Türk Mühendis ve Mimar Odaları Birliği (TMMOB) İnşaat Mühendisleri Odası (İMO) Adana Şube Başkanı Nazım Biçer, bir doğa olayı olan depremin önüne geçebilmenin mümkün olmadığını ancak doğa olaylarının doğal afete dönüşmesinin önüne geçilebileceğine işaret etti.
27 Haziran 1998 Adana – Ceyhan depreminin 16. Yıldönümünde Ceyhan’a giden ve ‘Deprem Anıtı’nda hayatını kaybeden 145 insanın anısına saygı duruşunda bulunan İMO Adana Şube Başkanı Nazım Biçer ve Yönetim Kurulu Üyeleri, 16 yıl önce merkez üssü Yakapınar olan depremin Ceyhan’da daha ağır tahribata yol açtığını, 145 insanımızın hayatını kaybettiğini, bin 517 vatandaşımızın yaralandığını, 48 bini az hasarlı, 19 bini orta ve 9 bini ağır hasarlı olmak üzere yıkılanlar da dâhil 76 bin konut ve işyerinin depremden etkilendiğini hatırlattı. Deprem anıtı önündeki açıklamaya İMO Adana Şube Yönetim Kurulu Üyeleri, İMO Ceyhan Temsilcisi Ali Dal ve Ceyhanlı vatandaşlar da katıldı
“ÖNLEM ALINMALI”
Bir doğa olayı olan depremin önüne geçebilmenin elbette mümkün olmadığını belirten Biçer, “Asıl hedef, doğa olaylarının doğal afete dönüşmesinin önüne geçmek, yer hareketlerine ve zemine uygun yapı üretebilmek, depremi tehlike olmaktan çıkartmaktır. Depremler ve diğer felaketler yaşandığı günlerde gündemi meşgul etmekte, önlemler sıralanmakta ancak bir süre sonra unutulmaktadır.”
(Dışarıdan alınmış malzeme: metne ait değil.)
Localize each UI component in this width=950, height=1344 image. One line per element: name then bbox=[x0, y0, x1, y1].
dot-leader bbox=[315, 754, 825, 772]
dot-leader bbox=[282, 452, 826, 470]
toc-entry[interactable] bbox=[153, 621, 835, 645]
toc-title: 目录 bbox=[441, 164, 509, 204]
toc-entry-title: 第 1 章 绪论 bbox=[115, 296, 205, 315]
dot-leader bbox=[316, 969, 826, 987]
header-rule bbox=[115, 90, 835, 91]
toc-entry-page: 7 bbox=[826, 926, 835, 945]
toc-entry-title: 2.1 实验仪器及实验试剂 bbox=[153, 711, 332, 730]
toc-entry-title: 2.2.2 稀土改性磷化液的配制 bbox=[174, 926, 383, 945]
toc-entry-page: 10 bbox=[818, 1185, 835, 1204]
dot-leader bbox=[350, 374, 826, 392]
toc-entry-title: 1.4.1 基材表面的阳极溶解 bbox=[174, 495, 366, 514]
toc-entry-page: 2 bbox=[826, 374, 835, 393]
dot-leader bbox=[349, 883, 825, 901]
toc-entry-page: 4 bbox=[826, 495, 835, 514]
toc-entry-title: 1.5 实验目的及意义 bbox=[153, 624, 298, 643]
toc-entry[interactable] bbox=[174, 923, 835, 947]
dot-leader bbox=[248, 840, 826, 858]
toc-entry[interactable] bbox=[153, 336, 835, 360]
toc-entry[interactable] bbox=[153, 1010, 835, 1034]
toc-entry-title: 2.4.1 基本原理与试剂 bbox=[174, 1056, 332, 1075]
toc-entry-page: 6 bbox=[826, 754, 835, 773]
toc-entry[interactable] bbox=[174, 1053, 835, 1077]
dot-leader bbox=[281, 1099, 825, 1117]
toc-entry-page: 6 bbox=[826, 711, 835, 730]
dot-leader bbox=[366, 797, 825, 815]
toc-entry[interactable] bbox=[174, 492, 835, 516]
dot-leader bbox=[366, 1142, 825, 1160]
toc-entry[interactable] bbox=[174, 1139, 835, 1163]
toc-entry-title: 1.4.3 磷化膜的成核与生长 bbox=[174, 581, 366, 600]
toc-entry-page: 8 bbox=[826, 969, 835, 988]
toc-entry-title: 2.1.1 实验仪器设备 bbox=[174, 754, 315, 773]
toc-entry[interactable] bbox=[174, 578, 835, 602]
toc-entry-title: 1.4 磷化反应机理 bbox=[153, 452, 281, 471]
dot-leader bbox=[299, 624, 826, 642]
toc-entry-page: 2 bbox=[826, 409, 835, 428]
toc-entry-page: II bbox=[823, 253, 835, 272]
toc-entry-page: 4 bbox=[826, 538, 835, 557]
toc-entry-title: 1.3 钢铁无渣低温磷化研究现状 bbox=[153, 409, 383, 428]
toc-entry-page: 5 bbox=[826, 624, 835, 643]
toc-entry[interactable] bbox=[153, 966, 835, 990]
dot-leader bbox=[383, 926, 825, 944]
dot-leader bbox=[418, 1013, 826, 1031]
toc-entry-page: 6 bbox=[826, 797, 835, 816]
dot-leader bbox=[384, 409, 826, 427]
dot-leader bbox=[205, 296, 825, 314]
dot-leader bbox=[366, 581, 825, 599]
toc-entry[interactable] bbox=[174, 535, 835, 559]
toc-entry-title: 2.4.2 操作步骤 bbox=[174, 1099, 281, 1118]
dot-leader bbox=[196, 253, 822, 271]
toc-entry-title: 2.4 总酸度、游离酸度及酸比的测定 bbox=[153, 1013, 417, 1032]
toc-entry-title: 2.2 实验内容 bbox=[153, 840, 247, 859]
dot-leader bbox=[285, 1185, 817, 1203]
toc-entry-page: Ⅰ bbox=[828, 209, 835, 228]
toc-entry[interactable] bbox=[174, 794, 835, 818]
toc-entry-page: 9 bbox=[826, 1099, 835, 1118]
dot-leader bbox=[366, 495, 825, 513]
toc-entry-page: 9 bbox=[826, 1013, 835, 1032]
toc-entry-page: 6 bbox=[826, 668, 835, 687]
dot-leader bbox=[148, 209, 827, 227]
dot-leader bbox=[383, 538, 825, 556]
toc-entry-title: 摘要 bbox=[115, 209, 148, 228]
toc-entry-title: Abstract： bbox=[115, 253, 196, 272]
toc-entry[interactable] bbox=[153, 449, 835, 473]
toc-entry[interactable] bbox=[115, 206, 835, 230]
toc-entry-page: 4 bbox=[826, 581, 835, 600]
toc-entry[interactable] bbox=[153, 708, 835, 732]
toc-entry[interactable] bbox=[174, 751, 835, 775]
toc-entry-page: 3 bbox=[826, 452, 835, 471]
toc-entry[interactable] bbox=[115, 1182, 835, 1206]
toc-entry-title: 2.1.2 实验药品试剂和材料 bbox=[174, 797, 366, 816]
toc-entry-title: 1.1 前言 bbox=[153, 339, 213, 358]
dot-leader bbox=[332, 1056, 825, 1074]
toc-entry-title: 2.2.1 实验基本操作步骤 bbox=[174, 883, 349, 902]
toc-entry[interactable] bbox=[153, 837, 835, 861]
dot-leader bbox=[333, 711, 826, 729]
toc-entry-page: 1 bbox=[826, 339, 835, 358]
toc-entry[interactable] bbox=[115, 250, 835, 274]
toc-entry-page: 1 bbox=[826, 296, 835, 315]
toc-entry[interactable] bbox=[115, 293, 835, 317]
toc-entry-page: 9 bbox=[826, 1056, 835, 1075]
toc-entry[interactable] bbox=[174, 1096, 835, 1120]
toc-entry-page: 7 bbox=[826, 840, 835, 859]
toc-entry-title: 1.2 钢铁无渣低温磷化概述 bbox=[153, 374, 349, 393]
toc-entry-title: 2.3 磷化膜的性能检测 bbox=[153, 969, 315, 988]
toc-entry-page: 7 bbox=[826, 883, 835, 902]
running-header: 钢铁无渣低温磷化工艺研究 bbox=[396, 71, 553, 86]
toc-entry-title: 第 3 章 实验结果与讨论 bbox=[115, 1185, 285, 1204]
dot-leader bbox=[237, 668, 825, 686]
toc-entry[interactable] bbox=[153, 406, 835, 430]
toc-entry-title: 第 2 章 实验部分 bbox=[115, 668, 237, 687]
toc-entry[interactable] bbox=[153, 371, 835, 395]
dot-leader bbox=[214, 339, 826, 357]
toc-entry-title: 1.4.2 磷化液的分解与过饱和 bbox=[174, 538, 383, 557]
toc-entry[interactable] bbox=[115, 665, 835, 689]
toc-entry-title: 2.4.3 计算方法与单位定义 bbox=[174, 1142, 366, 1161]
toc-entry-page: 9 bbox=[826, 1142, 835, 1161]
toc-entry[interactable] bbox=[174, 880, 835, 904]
İMO Adana Şubesi olarak, 27 Haziran 1998 Adana- Ceyhan depreminin yıldönümünde başta Ceyhan olmak üzere bölgemizin yaşadığı büyük acının unutulmamasını isteyen Biçer, şunları söyledi:
“Amacımız yaşanan acıları depreştirmek değildir. Biz Adana- Ceyhan depreminin 16. yılında, insan hayatına mal olan şartların ortadan kaldırılması gerekliliğine işaret etmekteyiz; depremlerde yapının dayanıksızlığının neden olduğu can kayıplarının yaşanmamasını istemekteyiz. Amacımız, depreme karşı toplumsal bilinç oluşturmaya çalışmak ve siyasi erki olası depremlere karşı önlem almaya çağırmaktır. Biliyoruz ki, yaşamın ve insan hayatının savunulduğu bir şehir ve bir ülke için mücadele etmek aynı zamanda yaşanan felaketlerin, unutuşa karşı koyarak toplumsal bellekten silinmemesini temin etmeyi de içerir.
Biz, aynı zamanda deprem önlemleri adı altında depreme karşı kentlerimizi, binalarımızı hazır hale getirmek iddiasıyla başlatılan kentsel dönüşüm projelerinin tarif edilen amaca ne kadar hizmet edeceğini de sorgulamaktayız.
Ülkemizde, kentsel dönüşüm projeleri kapsamında, kentsel değerler, kentlilerin ortak kullanım alanları, kent merkezinde bulunan yüksek rant sağlayacak alanlar, kıyılar, meralar, stadyum alanları, kışlaklar, sit alanları ve benzeri tüm varlıklar sermaye gruplarının kullanımına açılmaktadır. Teknik, bilimsel ve mesleki gereklilikler kar hırsı nedeniyle göz ardı edilmektedir. Kamusal ve yargısal denetim askıya alınmaktadır. Meslek odalarının kamu adına yaptığı denetim ortadan kaldırılmaktadır.”
“YAPI DENETİMİ NİTELİKLİ HALE GELMELİ”
İMO’nun tüm bu olumsuzluklara itiraz ettiğini, Türkiye’nin deprem gerçeği ile yüzleşmesi, deprem önlemlerine öncelik verilmesi, kamu dâhil bütün inşaatların denetime tabi tutulması, kâr ve para hırsının değil insani ihtiyaçların belirleyici olması gerektiğini düşündüğünü ve bunun için çalıştığını vurgulayan Biçer, “İMO Adana Şubesi olarak, bilimsel-mesleki bilgi ve gerekliliklere dayanarak, depremin yıkıcı etkisinin ancak yapı üretiminin ve yapı denetiminin nitelikli hale getirilmesi ile azaltılabileceğini savunmaktayız; bundan sonra da savunmaya devam edeceğiz” diye konuştu.